Jackie Echols, president of the alliance’s board, said Monday the time has arrived for DeKalb County to stop dumping raw sewage into waterways and commit to a step-by-step timeline. Without a schedule for interim repairs, the work won’t get done on time, Echols said.
In a statement Echols observed:
- “After a decade of stalling and a much longer period of inaction, SRWA does not anticipate any change in the next sixty days and is committed to taking necessary legal action against DeKalb County.
- “DeKalb County must stop using the South River and neighborhood streams as sewage dumps, and the fact that it rains in Georgia is not an acceptable excuse.”
The statement from Thurmond’s office provides these specific details of DeKalb County’s efforts to eliminate spills:
- “In 2017, the county’s sewer cleaning efforts were expanded to include major trunk lines for the first time in more than 50 years. Additionally, more than 5.1 tons of debris were removed from the sewer system; easement cleaning and inspection contract were re-instituted with more than 1,800 creek crossings inspected and 3,000 manhole covers replaced.
- “In August 2018, the Board of Commissioners approved CEO Thurmond’s request for $105.2 million for sewer repairs that prioritize reducing spills and maintenance in 2019-2020.
The statement also addressed delays at the Snapfinger Wastewater Treatment Facility Expansion project. The work was to be complete in 2016, according to a Dirty Dozen report by the Georgia Water Coalition. The project now is 57 percent complete and due to open in February 2022, at a capacity of 55 million gallons a day.
The statement provided this reason for the delay:
- “Work on the expansion and upgrade of the Snapfinger wastewater treatment plant began in 2012 with clearing and blasting of the site under phase 1. Because of several issues including residents’ concerns about the effects of blasting and performance issues with the selected contractor, work was delayed until August 2016. Due to changes in the landscape of the county since the beginning of construction, changes were made to the design and sequence of construction in 2016, causing additional delay. The project is on schedule to meet a completion date of February 2022.”

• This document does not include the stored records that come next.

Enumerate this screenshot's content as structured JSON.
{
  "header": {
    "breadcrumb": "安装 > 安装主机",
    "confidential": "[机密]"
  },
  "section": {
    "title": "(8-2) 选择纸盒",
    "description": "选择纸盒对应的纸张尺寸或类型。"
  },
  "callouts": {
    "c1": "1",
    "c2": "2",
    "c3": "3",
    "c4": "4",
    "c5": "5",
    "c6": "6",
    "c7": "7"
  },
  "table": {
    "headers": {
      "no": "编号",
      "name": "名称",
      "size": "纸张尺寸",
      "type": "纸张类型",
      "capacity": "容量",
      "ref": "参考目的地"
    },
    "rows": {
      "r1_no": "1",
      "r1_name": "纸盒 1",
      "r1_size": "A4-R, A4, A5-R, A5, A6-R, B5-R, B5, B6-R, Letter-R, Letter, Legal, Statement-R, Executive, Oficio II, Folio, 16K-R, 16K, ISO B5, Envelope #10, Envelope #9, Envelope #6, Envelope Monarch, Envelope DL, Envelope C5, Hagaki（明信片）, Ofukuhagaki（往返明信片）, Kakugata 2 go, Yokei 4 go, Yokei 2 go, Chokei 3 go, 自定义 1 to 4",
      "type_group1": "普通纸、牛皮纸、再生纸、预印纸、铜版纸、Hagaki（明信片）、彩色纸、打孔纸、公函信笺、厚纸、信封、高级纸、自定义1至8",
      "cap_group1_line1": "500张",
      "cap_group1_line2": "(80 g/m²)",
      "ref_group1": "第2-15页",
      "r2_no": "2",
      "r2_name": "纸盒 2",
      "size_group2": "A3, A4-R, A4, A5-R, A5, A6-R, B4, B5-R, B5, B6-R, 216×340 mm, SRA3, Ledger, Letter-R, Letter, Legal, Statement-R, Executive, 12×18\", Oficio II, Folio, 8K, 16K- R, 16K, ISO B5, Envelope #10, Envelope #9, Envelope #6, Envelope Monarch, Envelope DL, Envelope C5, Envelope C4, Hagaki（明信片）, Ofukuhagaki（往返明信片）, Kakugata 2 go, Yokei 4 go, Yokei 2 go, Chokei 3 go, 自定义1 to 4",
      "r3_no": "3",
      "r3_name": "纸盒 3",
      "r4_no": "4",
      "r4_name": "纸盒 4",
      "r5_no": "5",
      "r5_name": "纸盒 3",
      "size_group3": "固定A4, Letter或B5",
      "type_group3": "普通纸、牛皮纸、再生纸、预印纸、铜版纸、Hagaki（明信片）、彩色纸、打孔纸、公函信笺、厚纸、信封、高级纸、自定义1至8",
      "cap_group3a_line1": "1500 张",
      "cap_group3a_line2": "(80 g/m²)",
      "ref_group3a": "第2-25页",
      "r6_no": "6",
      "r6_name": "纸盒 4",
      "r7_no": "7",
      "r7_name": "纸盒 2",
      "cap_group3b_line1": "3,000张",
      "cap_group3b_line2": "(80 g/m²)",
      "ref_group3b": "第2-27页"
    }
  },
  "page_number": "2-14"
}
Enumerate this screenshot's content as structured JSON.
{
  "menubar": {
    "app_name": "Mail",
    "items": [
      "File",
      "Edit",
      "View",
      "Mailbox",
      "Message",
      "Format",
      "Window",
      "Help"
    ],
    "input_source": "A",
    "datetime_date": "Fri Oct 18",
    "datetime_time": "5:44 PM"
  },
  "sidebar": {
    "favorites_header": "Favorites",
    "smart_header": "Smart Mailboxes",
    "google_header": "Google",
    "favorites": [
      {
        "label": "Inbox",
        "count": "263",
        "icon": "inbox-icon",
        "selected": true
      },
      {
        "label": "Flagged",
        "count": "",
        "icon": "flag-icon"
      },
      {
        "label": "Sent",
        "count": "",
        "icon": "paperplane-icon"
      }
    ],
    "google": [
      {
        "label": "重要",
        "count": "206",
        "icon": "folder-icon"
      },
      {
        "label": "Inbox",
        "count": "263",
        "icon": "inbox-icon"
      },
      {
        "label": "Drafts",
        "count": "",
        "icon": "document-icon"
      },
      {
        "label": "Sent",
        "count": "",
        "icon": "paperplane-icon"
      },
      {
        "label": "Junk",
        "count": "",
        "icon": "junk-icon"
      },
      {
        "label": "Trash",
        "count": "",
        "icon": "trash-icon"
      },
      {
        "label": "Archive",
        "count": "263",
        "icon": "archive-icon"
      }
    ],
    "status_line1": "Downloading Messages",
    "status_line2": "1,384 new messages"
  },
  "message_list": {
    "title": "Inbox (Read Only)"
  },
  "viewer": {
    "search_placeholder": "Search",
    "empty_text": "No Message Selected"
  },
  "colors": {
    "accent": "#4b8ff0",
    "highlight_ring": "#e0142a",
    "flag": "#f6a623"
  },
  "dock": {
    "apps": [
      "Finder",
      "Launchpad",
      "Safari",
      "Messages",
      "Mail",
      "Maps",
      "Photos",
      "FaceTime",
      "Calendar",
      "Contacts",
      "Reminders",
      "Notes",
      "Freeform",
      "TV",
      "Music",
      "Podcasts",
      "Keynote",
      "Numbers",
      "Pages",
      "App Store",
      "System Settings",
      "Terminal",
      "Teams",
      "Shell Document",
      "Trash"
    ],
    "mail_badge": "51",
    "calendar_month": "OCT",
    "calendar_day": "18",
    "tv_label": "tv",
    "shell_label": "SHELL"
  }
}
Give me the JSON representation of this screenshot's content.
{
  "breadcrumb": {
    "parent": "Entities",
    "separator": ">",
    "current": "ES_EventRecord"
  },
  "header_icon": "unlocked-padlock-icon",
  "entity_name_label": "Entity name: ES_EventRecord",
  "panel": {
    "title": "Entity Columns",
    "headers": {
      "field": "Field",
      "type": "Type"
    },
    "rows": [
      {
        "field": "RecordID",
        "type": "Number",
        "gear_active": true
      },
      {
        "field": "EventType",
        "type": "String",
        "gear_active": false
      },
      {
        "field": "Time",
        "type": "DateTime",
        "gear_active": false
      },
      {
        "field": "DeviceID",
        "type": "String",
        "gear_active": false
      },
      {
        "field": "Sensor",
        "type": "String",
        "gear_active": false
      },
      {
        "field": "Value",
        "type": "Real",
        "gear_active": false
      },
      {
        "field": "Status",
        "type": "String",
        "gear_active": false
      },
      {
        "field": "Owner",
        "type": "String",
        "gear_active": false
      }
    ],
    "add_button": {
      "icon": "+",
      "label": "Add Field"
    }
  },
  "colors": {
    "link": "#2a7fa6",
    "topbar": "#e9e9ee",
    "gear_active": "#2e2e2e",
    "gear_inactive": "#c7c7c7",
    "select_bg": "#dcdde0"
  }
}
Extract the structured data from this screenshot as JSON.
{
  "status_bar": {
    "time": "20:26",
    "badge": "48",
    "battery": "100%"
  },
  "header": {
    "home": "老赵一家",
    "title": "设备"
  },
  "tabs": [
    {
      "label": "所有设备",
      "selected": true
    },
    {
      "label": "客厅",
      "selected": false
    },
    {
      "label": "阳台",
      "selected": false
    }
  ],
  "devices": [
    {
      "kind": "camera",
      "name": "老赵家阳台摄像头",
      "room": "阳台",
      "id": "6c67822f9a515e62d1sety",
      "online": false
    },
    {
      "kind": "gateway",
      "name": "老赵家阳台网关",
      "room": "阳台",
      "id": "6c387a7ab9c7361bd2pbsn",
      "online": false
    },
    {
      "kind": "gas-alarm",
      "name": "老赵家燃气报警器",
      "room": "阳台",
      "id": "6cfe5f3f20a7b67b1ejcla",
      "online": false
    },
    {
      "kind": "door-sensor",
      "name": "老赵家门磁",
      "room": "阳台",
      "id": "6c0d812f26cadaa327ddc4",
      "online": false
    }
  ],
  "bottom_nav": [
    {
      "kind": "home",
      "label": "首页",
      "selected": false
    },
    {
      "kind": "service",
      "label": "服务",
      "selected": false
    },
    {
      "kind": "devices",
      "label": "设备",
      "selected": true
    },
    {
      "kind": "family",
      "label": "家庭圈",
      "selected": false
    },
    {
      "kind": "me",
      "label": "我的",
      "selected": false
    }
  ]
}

One reason the required fixes affecting the South River may have been easy for some to overlook is because the South River is just that – south.
It’s far from home for most of the people in metro Atlanta. It springs from the ground near Atlanta’s airport and isn’t really heard from again.
That’s partly because of the way little rivers create bigger rivers. South River helps create the Ocmulgee River, which helps create the Altamaha River, which flows into the Atlantic Ocean at Darien, near Brunswick – as North America’s third-largest contributor of fresh water into the Atlantic, according to a report in newgeorgiaencyclopedia.
Pollution woes in these rivers in this system have been cited by the Georgia Water Coalition. The coalition’s annual Dirty Dozen report included Altamaha River in 2015 and 2018; South River in 2016; and Ocmulgee River in 2018.
The convergence of concerns about the South River and its impacts on it streams and communities farther to the south prompted this comment from Altamaha Riverkeeper Jen Hilburn:
- “DeKalb County continues to fail to improve their sanitary sewage system even under Federal Order. This failure has significant impacts in the largest river system in Georgia, encompassing approximately a quarter of the state. DeKalb’s raw sewage flows hundreds of miles before reaching our coast and the status quo is unacceptable.”